22. Mengurung Diri

1.4K 164 4
                                    


"Terlalu banyak yang Semesta pendam sebab merasa tidak berhak mengutarakan."

***

Brak!

Brak!

Bug!

Pyar!

"APA GUE SALAH KALAU POSESIF KARENA SAYANG?" Tubuh Semesta luruh ke lantai. Ia duduk di dekat tempat tidur sambil memukul kepalanya sendiri. "APA GUE SALAH KALAU LEMAH KARENA TAKUT KEHILANGAN MILIK GUE?!"

"Dasar lemah! Lemah!"

Ini bukan kali pertama Semesta melampiaskan amarah dengan membanting, memukul, dan merusak barang-barang yang ada di kamar. Semenjak kedua orang tuanya meninggal. Lebih tepatnya semenjak ia merasa kehilangan tempat bercerita, kehilangan support system, dan kehilangan separuh bagian dari hidupnya, diam-diam Semesta sering melalukan hal ini karena kesulitan mengekspresikan emosi secara langsung.

Ditambah semenjak kepergian ayah dan bundanya, sikap Mentari juga tiba-tiba berubah 180 derajat. Mentari yang ia kenal sebagai sosok yang perhatian dan peduli, ceria dan pemberani, lembut tapi selalu tegas, menjadi Mentari yang seperti sekarang. Mentari yang lebih sering terlihat cuek dan bodoamat, yang terkesan sangat... egois?

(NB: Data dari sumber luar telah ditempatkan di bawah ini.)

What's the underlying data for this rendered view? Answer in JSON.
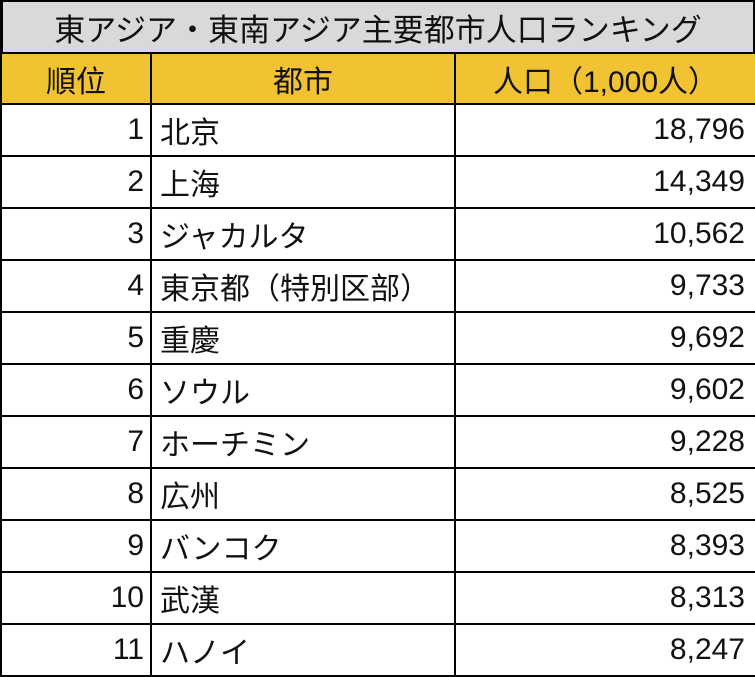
{
  "title": "東アジア・東南アジア主要都市人口ランキング",
  "colors": {
    "title_bg": "#d9d9d9",
    "header_bg": "#f1c232",
    "border": "#000000"
  },
  "headers": {
    "rank": "順位",
    "city": "都市",
    "population": "人口（1,000人）"
  },
  "rows": [
    {
      "rank": "1",
      "city": "北京",
      "population": "18,796"
    },
    {
      "rank": "2",
      "city": "上海",
      "population": "14,349"
    },
    {
      "rank": "3",
      "city": "ジャカルタ",
      "population": "10,562"
    },
    {
      "rank": "4",
      "city": "東京都（特別区部）",
      "population": "9,733"
    },
    {
      "rank": "5",
      "city": "重慶",
      "population": "9,692"
    },
    {
      "rank": "6",
      "city": "ソウル",
      "population": "9,602"
    },
    {
      "rank": "7",
      "city": "ホーチミン",
      "population": "9,228"
    },
    {
      "rank": "8",
      "city": "広州",
      "population": "8,525"
    },
    {
      "rank": "9",
      "city": "バンコク",
      "population": "8,393"
    },
    {
      "rank": "10",
      "city": "武漢",
      "population": "8,313"
    },
    {
      "rank": "11",
      "city": "ハノイ",
      "population": "8,247"
    }
  ]
}
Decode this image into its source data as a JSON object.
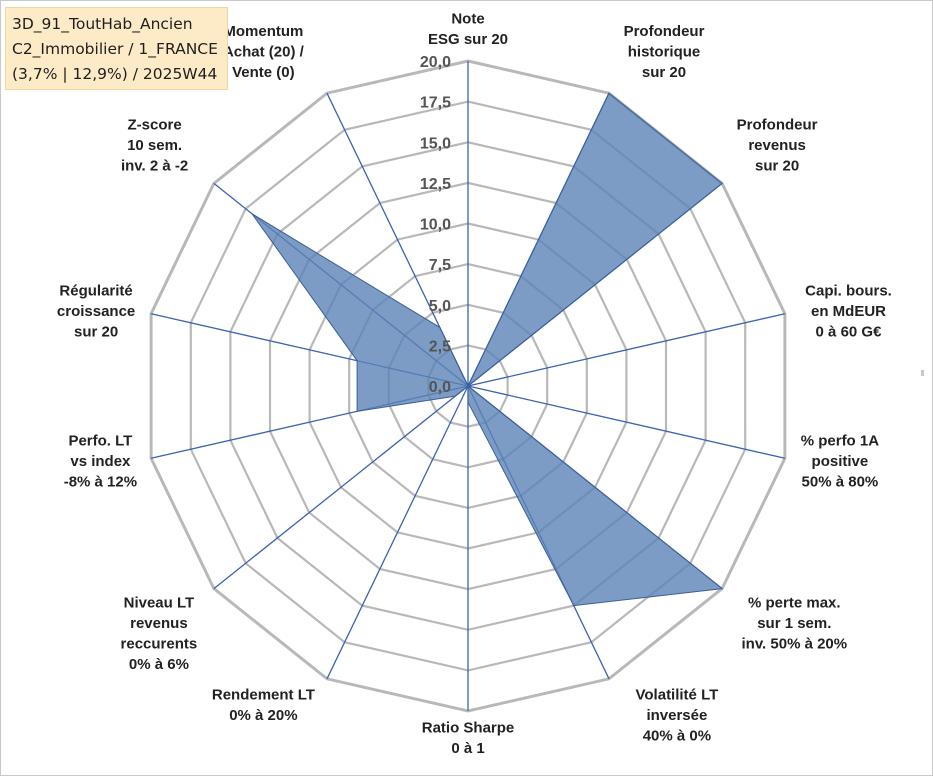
{
  "info_box": {
    "line1": "3D_91_ToutHab_Ancien",
    "line2": "C2_Immobilier / 1_FRANCE",
    "line3": "(3,7% | 12,9%) / 2025W44"
  },
  "colors": {
    "fill": "#5b83b6",
    "fill_opacity": 0.8,
    "series_line": "#3b5f99",
    "spoke": "#3a63b0",
    "grid": "#b8b8b8",
    "tick_text": "#555555",
    "label_text": "#222222"
  },
  "chart_data": {
    "type": "radar",
    "title": "",
    "rlim": [
      0,
      20
    ],
    "grid": true,
    "legend": "none",
    "tick_labels": [
      "0,0",
      "2,5",
      "5,0",
      "7,5",
      "10,0",
      "12,5",
      "15,0",
      "17,5",
      "20,0"
    ],
    "axes": [
      {
        "label": [
          "Note",
          "ESG sur 20"
        ]
      },
      {
        "label": [
          "Profondeur",
          "historique",
          "sur 20"
        ]
      },
      {
        "label": [
          "Profondeur",
          "revenus",
          "sur 20"
        ]
      },
      {
        "label": [
          "Capi. bours.",
          "en MdEUR",
          "0 à 60 G€"
        ]
      },
      {
        "label": [
          "% perfo 1A",
          "positive",
          "50% à 80%"
        ]
      },
      {
        "label": [
          "% perte max.",
          "sur 1 sem.",
          "inv. 50% à 20%"
        ]
      },
      {
        "label": [
          "Volatilité LT",
          "inversée",
          "40% à 0%"
        ]
      },
      {
        "label": [
          "Ratio Sharpe",
          "0 à 1"
        ]
      },
      {
        "label": [
          "Rendement LT",
          "0% à 20%"
        ]
      },
      {
        "label": [
          "Niveau LT",
          "revenus",
          "reccurents",
          "0% à 6%"
        ]
      },
      {
        "label": [
          "Perfo. LT",
          "vs index",
          "-8% à 12%"
        ]
      },
      {
        "label": [
          "Régularité",
          "croissance",
          "sur 20"
        ]
      },
      {
        "label": [
          "Z-score",
          "10 sem.",
          "inv. 2 à -2"
        ]
      },
      {
        "label": [
          "Momentum",
          "Achat (20) /",
          "Vente (0)"
        ]
      }
    ],
    "series": [
      {
        "values": [
          0,
          20,
          20,
          0,
          0,
          20,
          15,
          1,
          0,
          1,
          7,
          7,
          17,
          4
        ]
      }
    ]
  }
}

Semenjak hari itu, Semesta merasa kehilangan segala hal baik dalam hidupnya. Ya, dalam hitungan detik hidupnya seolah berubah menjadi kehidupan baru yang asing. Hidupnya yang dulu penuh warna berganti menjadi penuh hal-hal tidak menyenangkan. Yang mau tidak mau, suka tidak suka, harus tetap Semesta jalani hingga detik ini.

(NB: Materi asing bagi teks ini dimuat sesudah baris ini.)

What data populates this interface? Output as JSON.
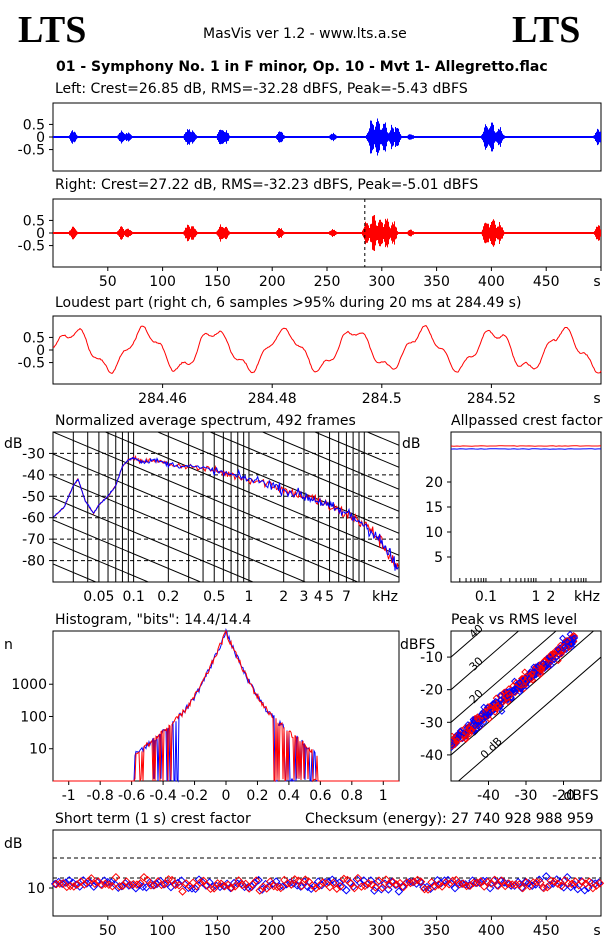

Semenjak hari itu pula, ketika marah, sedih, kecewa, dan merasa tidak terima atas suatu hal, Semesta lebih memilih diam. Sebab, ia takut apa yang ia rasakan hanya akan dihakimi oleh orang-orang. Bukan dimengerti atau setidaknya didengarkan. Bahkan orang-orang terdekatnya lebih sering menyebutnya lemah dibanding mencoba untuk memahami dirinya.

Respon-respon buruk yang selama ini Semesta terima, pada akhirnya membuat Semesta hanya bisa menyalurkan perasaan-perasaan kacau yang menumpuk melalui hal tidak wajar seperti sekarang.

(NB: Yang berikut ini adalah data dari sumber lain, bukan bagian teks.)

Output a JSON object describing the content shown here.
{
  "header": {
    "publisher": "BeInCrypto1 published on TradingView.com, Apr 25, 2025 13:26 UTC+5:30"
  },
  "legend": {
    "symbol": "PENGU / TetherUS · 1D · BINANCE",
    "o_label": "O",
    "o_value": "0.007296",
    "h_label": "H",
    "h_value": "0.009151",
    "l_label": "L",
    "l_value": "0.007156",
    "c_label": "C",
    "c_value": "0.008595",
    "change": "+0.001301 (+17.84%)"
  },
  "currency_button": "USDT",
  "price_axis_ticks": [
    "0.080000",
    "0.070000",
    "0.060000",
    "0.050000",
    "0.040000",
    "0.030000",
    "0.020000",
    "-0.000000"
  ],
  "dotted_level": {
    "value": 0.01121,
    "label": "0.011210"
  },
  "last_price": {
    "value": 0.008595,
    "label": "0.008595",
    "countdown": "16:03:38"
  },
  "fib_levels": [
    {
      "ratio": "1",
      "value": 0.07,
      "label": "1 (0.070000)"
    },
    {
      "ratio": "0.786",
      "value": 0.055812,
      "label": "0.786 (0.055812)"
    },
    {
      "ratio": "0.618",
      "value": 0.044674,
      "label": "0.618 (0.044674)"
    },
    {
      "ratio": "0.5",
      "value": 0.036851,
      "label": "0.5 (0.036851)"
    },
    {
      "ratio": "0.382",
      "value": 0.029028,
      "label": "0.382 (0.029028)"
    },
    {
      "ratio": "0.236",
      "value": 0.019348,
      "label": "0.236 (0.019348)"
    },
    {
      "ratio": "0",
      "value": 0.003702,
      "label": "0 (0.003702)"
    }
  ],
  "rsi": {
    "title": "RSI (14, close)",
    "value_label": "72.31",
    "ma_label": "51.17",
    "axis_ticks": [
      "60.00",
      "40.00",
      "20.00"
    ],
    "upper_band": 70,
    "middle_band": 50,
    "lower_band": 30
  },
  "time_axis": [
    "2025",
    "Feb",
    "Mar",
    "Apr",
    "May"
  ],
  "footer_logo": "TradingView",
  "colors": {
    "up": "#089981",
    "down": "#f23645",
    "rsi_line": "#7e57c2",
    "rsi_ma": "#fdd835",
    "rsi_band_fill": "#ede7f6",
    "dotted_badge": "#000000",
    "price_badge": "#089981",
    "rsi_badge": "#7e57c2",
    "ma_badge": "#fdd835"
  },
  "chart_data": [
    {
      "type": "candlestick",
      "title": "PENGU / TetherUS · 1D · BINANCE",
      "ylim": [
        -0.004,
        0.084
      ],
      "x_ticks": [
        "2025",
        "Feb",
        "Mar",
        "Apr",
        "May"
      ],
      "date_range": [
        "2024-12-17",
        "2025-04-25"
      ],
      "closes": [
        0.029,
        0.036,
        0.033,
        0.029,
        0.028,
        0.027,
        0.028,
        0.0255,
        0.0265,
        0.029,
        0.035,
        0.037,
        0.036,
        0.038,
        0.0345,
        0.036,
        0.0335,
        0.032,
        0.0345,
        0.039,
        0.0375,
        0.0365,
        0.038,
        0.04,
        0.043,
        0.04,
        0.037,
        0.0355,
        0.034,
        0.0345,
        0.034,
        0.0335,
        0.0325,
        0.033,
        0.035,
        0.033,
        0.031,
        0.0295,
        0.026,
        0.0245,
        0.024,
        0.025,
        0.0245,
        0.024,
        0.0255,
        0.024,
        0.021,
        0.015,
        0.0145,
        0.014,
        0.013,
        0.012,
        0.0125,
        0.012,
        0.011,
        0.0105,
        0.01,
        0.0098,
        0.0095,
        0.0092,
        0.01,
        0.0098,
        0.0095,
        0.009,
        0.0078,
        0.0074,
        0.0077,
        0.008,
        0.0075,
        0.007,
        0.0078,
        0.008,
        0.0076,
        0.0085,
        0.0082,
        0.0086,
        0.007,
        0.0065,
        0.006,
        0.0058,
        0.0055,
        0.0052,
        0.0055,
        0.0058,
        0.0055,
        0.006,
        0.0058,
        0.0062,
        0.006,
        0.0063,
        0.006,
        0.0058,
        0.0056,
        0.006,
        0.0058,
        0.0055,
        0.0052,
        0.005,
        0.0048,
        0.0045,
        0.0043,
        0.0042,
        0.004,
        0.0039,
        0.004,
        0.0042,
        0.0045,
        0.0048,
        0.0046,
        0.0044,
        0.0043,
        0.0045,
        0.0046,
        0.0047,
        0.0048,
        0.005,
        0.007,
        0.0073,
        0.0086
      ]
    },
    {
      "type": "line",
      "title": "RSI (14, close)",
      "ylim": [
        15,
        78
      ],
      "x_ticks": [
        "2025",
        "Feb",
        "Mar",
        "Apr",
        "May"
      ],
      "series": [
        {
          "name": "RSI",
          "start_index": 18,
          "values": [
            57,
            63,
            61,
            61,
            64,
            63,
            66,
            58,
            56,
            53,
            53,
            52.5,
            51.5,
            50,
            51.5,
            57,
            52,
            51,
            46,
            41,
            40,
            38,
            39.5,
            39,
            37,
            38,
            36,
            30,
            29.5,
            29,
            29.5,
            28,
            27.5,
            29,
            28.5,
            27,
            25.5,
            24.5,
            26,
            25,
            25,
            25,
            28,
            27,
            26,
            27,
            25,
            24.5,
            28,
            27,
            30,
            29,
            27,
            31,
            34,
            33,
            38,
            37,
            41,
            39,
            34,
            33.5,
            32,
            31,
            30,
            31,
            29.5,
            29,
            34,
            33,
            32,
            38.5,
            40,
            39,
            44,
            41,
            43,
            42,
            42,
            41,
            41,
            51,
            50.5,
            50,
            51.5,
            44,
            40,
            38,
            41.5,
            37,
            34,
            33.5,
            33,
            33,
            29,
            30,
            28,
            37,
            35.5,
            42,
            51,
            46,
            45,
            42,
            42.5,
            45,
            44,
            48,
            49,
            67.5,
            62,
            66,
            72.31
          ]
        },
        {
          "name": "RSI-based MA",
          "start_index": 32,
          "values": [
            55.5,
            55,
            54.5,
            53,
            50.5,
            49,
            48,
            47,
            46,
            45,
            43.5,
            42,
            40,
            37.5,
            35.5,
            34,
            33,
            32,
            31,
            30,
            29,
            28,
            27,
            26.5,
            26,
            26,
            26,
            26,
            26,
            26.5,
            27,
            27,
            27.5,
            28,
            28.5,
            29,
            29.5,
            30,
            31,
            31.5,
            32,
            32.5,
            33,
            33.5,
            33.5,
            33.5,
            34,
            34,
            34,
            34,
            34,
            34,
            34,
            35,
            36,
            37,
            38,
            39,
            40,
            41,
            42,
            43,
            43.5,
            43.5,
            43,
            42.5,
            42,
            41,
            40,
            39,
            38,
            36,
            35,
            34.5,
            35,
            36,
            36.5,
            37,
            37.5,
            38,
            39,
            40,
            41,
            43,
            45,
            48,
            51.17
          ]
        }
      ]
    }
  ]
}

Terlalu banyak yang Semesta pendam sebab merasa tidak berhak mengutarakan. Membuat Semesta terbiasa menjadi pendengar yang baik. Namun, pendongeng yang buruk. Selama ini Semesta memang lebih senang menjadi pendengar cerita orang daripada harus menceritakan banyak hal pada orang lain.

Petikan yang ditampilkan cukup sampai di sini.